Assim surgiu o welfare state, o estado de bem-estar social, uma rede bem estabelecida de instituições sociais para proteger os cidadãos europeus, com base nos princípios da igualddade de oportunidades, distribuição equitativa da riqueza. Na verdade, a geopolítica da Guerra Fria do pós-Segunda Guerra Mundial foi que provocou o apoio dos Estados Unidos à região com incentivos econômicos do Plano Marshall para evitar o crescimento do comunismo da região.

No início dos anos 1970, o imperialismo sob o comando estadunidense recomeçou o processo de concentração de renda no mundo, fundamental para a sustentação do capitalismo. Michael Hudson, professor pesquisador de Economia na Universidade de Missouri, Kansas City, entende que ainda estamos vivendo uma consequência da Segunda Guerra Mundial, cujo resultado foi os Estados Unidos  assumirem o controle da organização econômica e política internacional a fim de operarem em interesse nacional próprio: “O Fundo Monetário Internacional para impor o controle financeiro dos Estados Unidos e dolarizar a economia; o Banco Mundial para emprestar dinheiro aos governos para bancar os custos de infraestrutura da criação de dependência  comercial nos alimentos e produtos manufaturados americanos; a promoção da agricultura de commodities; o controle pelos Estados Unidos/OTAN do petróleo, da mineração e dos recursos naturais; e organismos das Nações Unidas, sob o controle dos Estados Unidos, com poder de veto sobre todas as organizações internacionais criadas pelos Estados Unidos ou às quais eles se filiaram”.

A globalização da economia, com a financeirização ocupando espaço da produção; controle de suas riquezas, redução dos direitos dos trabalhadores, aposentados, entre outras ações, tudo levou a uma transferência de renda para milionários, hoje bilionários, e o aumento da pobreza no mundo. Se ocorria resistência, era usada a violência, golpes de estado e mesmo destruição de países como a Iugoslávia, Líbano, Síria e Iraque.

A burguesia dos países colonizados sempre foi aliada ao projeto neoliberal do império em troca de benesses, que na sua essência é concentrar a renda para si através do controle do Estado e da terra, inviabilizando um mercado interno consistente através de altas taxas de juros e baixos salários.

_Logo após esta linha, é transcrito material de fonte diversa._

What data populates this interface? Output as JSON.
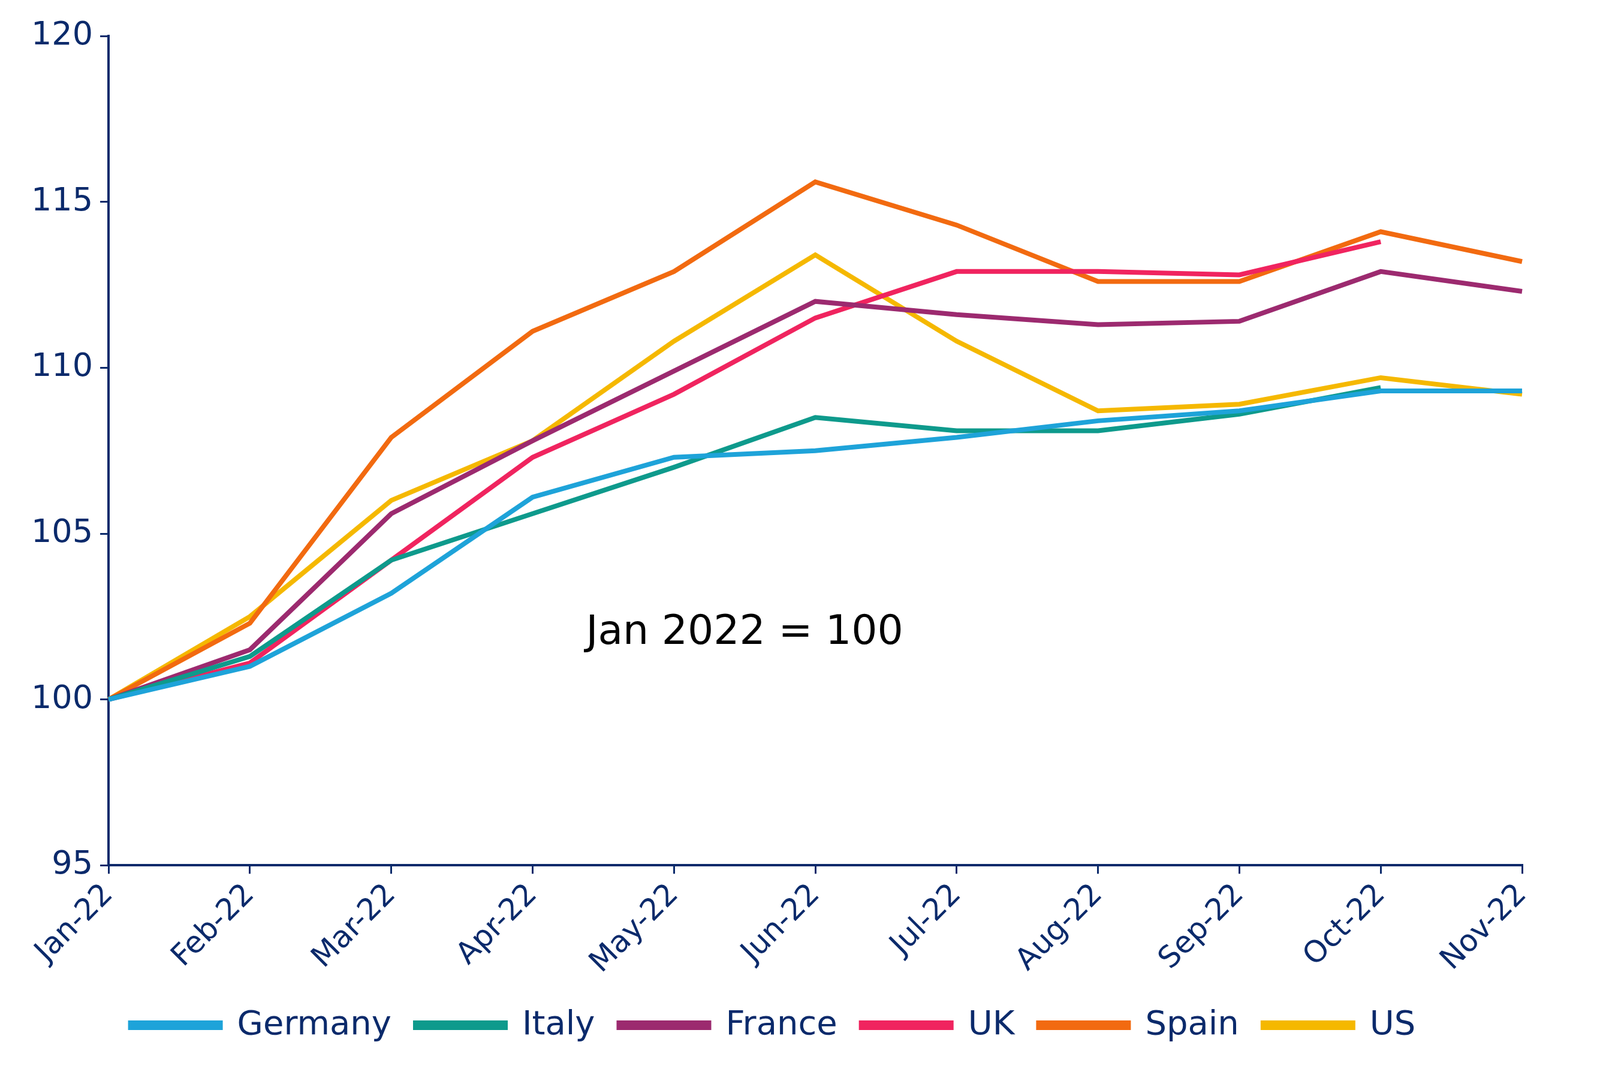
{
  "chart_data": {
    "type": "line",
    "categories": [
      "Jan-22",
      "Feb-22",
      "Mar-22",
      "Apr-22",
      "May-22",
      "Jun-22",
      "Jul-22",
      "Aug-22",
      "Sep-22",
      "Oct-22",
      "Nov-22"
    ],
    "series": [
      {
        "name": "Germany",
        "color": "#1ea3d9",
        "values": [
          100,
          101.0,
          103.2,
          106.1,
          107.3,
          107.5,
          107.9,
          108.4,
          108.7,
          109.3,
          109.3
        ]
      },
      {
        "name": "Italy",
        "color": "#0e9a8c",
        "values": [
          100,
          101.3,
          104.2,
          105.6,
          107.0,
          108.5,
          108.1,
          108.1,
          108.6,
          109.4,
          null
        ]
      },
      {
        "name": "France",
        "color": "#9c2a6f",
        "values": [
          100,
          101.5,
          105.6,
          107.8,
          109.9,
          112.0,
          111.6,
          111.3,
          111.4,
          112.9,
          112.3
        ]
      },
      {
        "name": "UK",
        "color": "#f0245f",
        "values": [
          100,
          101.1,
          104.2,
          107.3,
          109.2,
          111.5,
          112.9,
          112.9,
          112.8,
          113.8,
          null
        ]
      },
      {
        "name": "Spain",
        "color": "#f26a10",
        "values": [
          100,
          102.3,
          107.9,
          111.1,
          112.9,
          115.6,
          114.3,
          112.6,
          112.6,
          114.1,
          113.2
        ]
      },
      {
        "name": "US",
        "color": "#f5b800",
        "values": [
          100,
          102.5,
          106.0,
          107.8,
          110.8,
          113.4,
          110.8,
          108.7,
          108.9,
          109.7,
          109.2
        ]
      }
    ],
    "ylim": [
      95,
      120
    ],
    "yticks": [
      95,
      100,
      105,
      110,
      115,
      120
    ],
    "grid": false,
    "legend": "bottom",
    "annotations": [
      {
        "text": "Jan 2022 = 100"
      }
    ]
  }
}
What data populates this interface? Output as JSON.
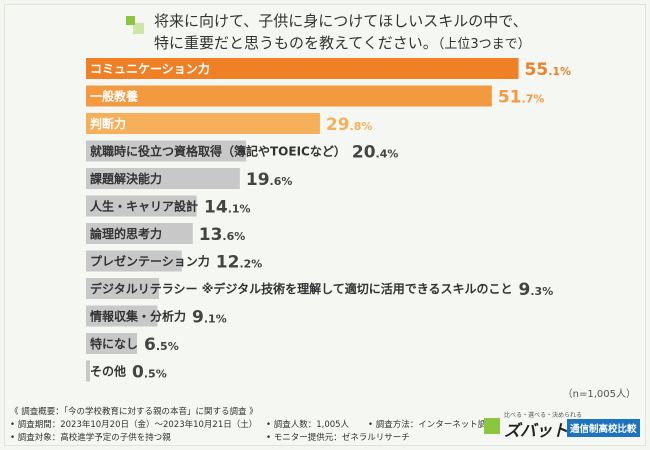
{
  "header": {
    "title_line1": "将来に向けて、子供に身につけてほしいスキルの中で、",
    "title_line2": "特に重要だと思うものを教えてください。",
    "title_suffix": "（上位3つまで）"
  },
  "colors": {
    "top1": "#ef8026",
    "top2": "#f39a41",
    "top3": "#f6b05c",
    "other": "#c8c8c8"
  },
  "chart_data": {
    "type": "bar",
    "orientation": "horizontal",
    "unit": "%",
    "categories": [
      "コミュニケーション力",
      "一般教養",
      "判断力",
      "就職時に役立つ資格取得（簿記やTOEICなど）",
      "課題解決能力",
      "人生・キャリア設計",
      "論理的思考力",
      "プレゼンテーション力",
      "デジタルリテラシー ※デジタル技術を理解して適切に活用できるスキルのこと",
      "情報収集・分析力",
      "特になし",
      "その他"
    ],
    "values": [
      55.1,
      51.7,
      29.8,
      20.4,
      19.6,
      14.1,
      13.6,
      12.2,
      9.3,
      9.1,
      6.5,
      0.5
    ],
    "sample_note": "（n=1,005人）"
  },
  "survey": {
    "heading": "《 調査概要：「今の学校教育に対する親の本音」に関する調査 》",
    "period": "• 調査期間：2023年10月20日（金）〜2023年10月21日（土）",
    "count": "• 調査人数：1,005人",
    "method": "• 調査方法：インターネット調査",
    "target": "• 調査対象：高校進学予定の子供を持つ親",
    "provider": "• モニター提供元：ゼネラルリサーチ"
  },
  "logo": {
    "tagline": "比べる・選べる・決められる",
    "brand": "ズバット",
    "badge": "通信制高校比較"
  }
}
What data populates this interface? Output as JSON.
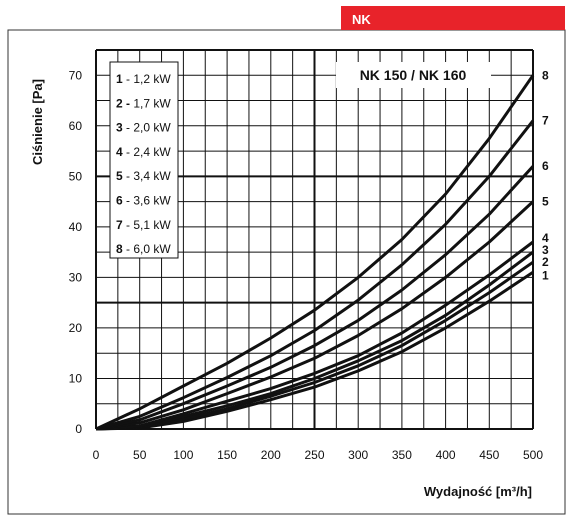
{
  "header": {
    "tag": "NK",
    "tag_color": "#e8232a"
  },
  "chart_data": {
    "type": "line",
    "title": "NK 150 / NK 160",
    "xlabel": "Wydajność [m³/h]",
    "ylabel": "Ciśnienie [Pa]",
    "xlim": [
      0,
      500
    ],
    "ylim": [
      0,
      75
    ],
    "xticks": [
      "0",
      "50",
      "100",
      "150",
      "200",
      "250",
      "300",
      "350",
      "400",
      "450",
      "500"
    ],
    "yticks": [
      "0",
      "10",
      "20",
      "30",
      "40",
      "50",
      "60",
      "70"
    ],
    "grid": true,
    "legend_position": "top-left",
    "legend": [
      {
        "num": "1",
        "label": " - 1,2 kW"
      },
      {
        "num": "2 -",
        "label": " 1,7 kW"
      },
      {
        "num": "3",
        "label": " - 2,0 kW"
      },
      {
        "num": "4",
        "label": " - 2,4 kW"
      },
      {
        "num": "5",
        "label": " - 3,4 kW"
      },
      {
        "num": "6",
        "label": " - 3,6 kW"
      },
      {
        "num": "7",
        "label": " - 5,1 kW"
      },
      {
        "num": "8",
        "label": " - 6,0 kW"
      }
    ],
    "series": [
      {
        "name": "1",
        "x": [
          0,
          50,
          100,
          150,
          200,
          250,
          300,
          350,
          400,
          450,
          500
        ],
        "y": [
          0,
          0.2,
          1.5,
          3.5,
          5.8,
          8.3,
          11.5,
          15.3,
          20,
          25.3,
          31
        ]
      },
      {
        "name": "2",
        "x": [
          0,
          50,
          100,
          150,
          200,
          250,
          300,
          350,
          400,
          450,
          500
        ],
        "y": [
          0,
          0.3,
          2,
          4,
          6.5,
          9.2,
          12.5,
          16.5,
          21.5,
          27,
          33
        ]
      },
      {
        "name": "3",
        "x": [
          0,
          50,
          100,
          150,
          200,
          250,
          300,
          350,
          400,
          450,
          500
        ],
        "y": [
          0,
          0.4,
          2.5,
          4.6,
          7,
          10,
          13.5,
          17.5,
          22.5,
          28.5,
          35
        ]
      },
      {
        "name": "4",
        "x": [
          0,
          50,
          100,
          150,
          200,
          250,
          300,
          350,
          400,
          450,
          500
        ],
        "y": [
          0,
          0.6,
          3,
          5.5,
          8,
          11,
          14.5,
          19,
          24.5,
          30.5,
          37
        ]
      },
      {
        "name": "5",
        "x": [
          0,
          50,
          100,
          150,
          200,
          250,
          300,
          350,
          400,
          450,
          500
        ],
        "y": [
          0,
          1.2,
          3.8,
          7,
          10.3,
          14,
          18.5,
          23.8,
          30,
          37,
          45
        ]
      },
      {
        "name": "6",
        "x": [
          0,
          50,
          100,
          150,
          200,
          250,
          300,
          350,
          400,
          450,
          500
        ],
        "y": [
          0,
          1.8,
          5,
          8.5,
          12.2,
          16.5,
          21.5,
          27.5,
          34.5,
          42.5,
          52
        ]
      },
      {
        "name": "7",
        "x": [
          0,
          50,
          100,
          150,
          200,
          250,
          300,
          350,
          400,
          450,
          500
        ],
        "y": [
          0,
          2.5,
          6.2,
          10.2,
          14.5,
          19.5,
          25.5,
          32.5,
          40.5,
          50,
          61
        ]
      },
      {
        "name": "8",
        "x": [
          0,
          50,
          100,
          150,
          200,
          250,
          300,
          350,
          400,
          450,
          500
        ],
        "y": [
          0,
          4,
          8.5,
          13,
          18,
          23.5,
          30,
          37.5,
          46.5,
          57.5,
          70
        ]
      }
    ]
  }
}
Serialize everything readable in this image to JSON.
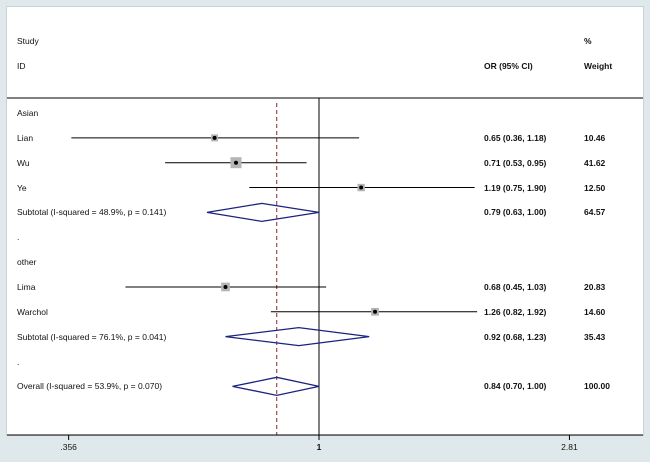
{
  "colors": {
    "diamond": "#1a237e",
    "null_line": "#000000",
    "ref_line": "#8b2b2b",
    "panel": "#ffffff",
    "background": "#dfe9ec"
  },
  "header": {
    "study_label": "Study",
    "id_label": "ID",
    "or_label": "OR (95% CI)",
    "percent_label": "%",
    "weight_label": "Weight"
  },
  "chart_data": {
    "type": "forest",
    "scale": "log",
    "xlim": [
      0.25,
      4.0
    ],
    "x_ticks": [
      {
        "value": 0.356,
        "label": ".356"
      },
      {
        "value": 1,
        "label": "1"
      },
      {
        "value": 2.81,
        "label": "2.81"
      }
    ],
    "null_value": 1,
    "overall_reference_value": 0.84,
    "rows": [
      {
        "kind": "group",
        "label": "Asian"
      },
      {
        "kind": "study",
        "label": "Lian",
        "or": 0.65,
        "ci_low": 0.36,
        "ci_high": 1.18,
        "ci_text": "0.65 (0.36, 1.18)",
        "weight": "10.46"
      },
      {
        "kind": "study",
        "label": "Wu",
        "or": 0.71,
        "ci_low": 0.53,
        "ci_high": 0.95,
        "ci_text": "0.71 (0.53, 0.95)",
        "weight": "41.62"
      },
      {
        "kind": "study",
        "label": "Ye",
        "or": 1.19,
        "ci_low": 0.75,
        "ci_high": 1.9,
        "ci_text": "1.19 (0.75, 1.90)",
        "weight": "12.50"
      },
      {
        "kind": "subtotal",
        "label": "Subtotal  (I-squared = 48.9%, p = 0.141)",
        "or": 0.79,
        "ci_low": 0.63,
        "ci_high": 1.0,
        "ci_text": "0.79 (0.63, 1.00)",
        "weight": "64.57"
      },
      {
        "kind": "dot",
        "label": "."
      },
      {
        "kind": "group",
        "label": "other"
      },
      {
        "kind": "study",
        "label": "Lima",
        "or": 0.68,
        "ci_low": 0.45,
        "ci_high": 1.03,
        "ci_text": "0.68 (0.45, 1.03)",
        "weight": "20.83"
      },
      {
        "kind": "study",
        "label": "Warchol",
        "or": 1.26,
        "ci_low": 0.82,
        "ci_high": 1.92,
        "ci_text": "1.26 (0.82, 1.92)",
        "weight": "14.60"
      },
      {
        "kind": "subtotal",
        "label": "Subtotal  (I-squared = 76.1%, p = 0.041)",
        "or": 0.92,
        "ci_low": 0.68,
        "ci_high": 1.23,
        "ci_text": "0.92 (0.68, 1.23)",
        "weight": "35.43"
      },
      {
        "kind": "dot",
        "label": "."
      },
      {
        "kind": "overall",
        "label": "Overall  (I-squared = 53.9%, p = 0.070)",
        "or": 0.84,
        "ci_low": 0.7,
        "ci_high": 1.0,
        "ci_text": "0.84 (0.70, 1.00)",
        "weight": "100.00"
      }
    ]
  }
}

Essa mesma burguesia entrega as riquezas do país através de privatizações, principalmente as estratégicas para sua soberania, como as estatais de petróleo, minérios, energia e água em benefícios de fundos compostos de bilionários como o Citi Private Bank. Empresas saudáveis, construídas com os impostos pagos pela população são transformadas em geradoras de dividendos para esses fundos internacionais.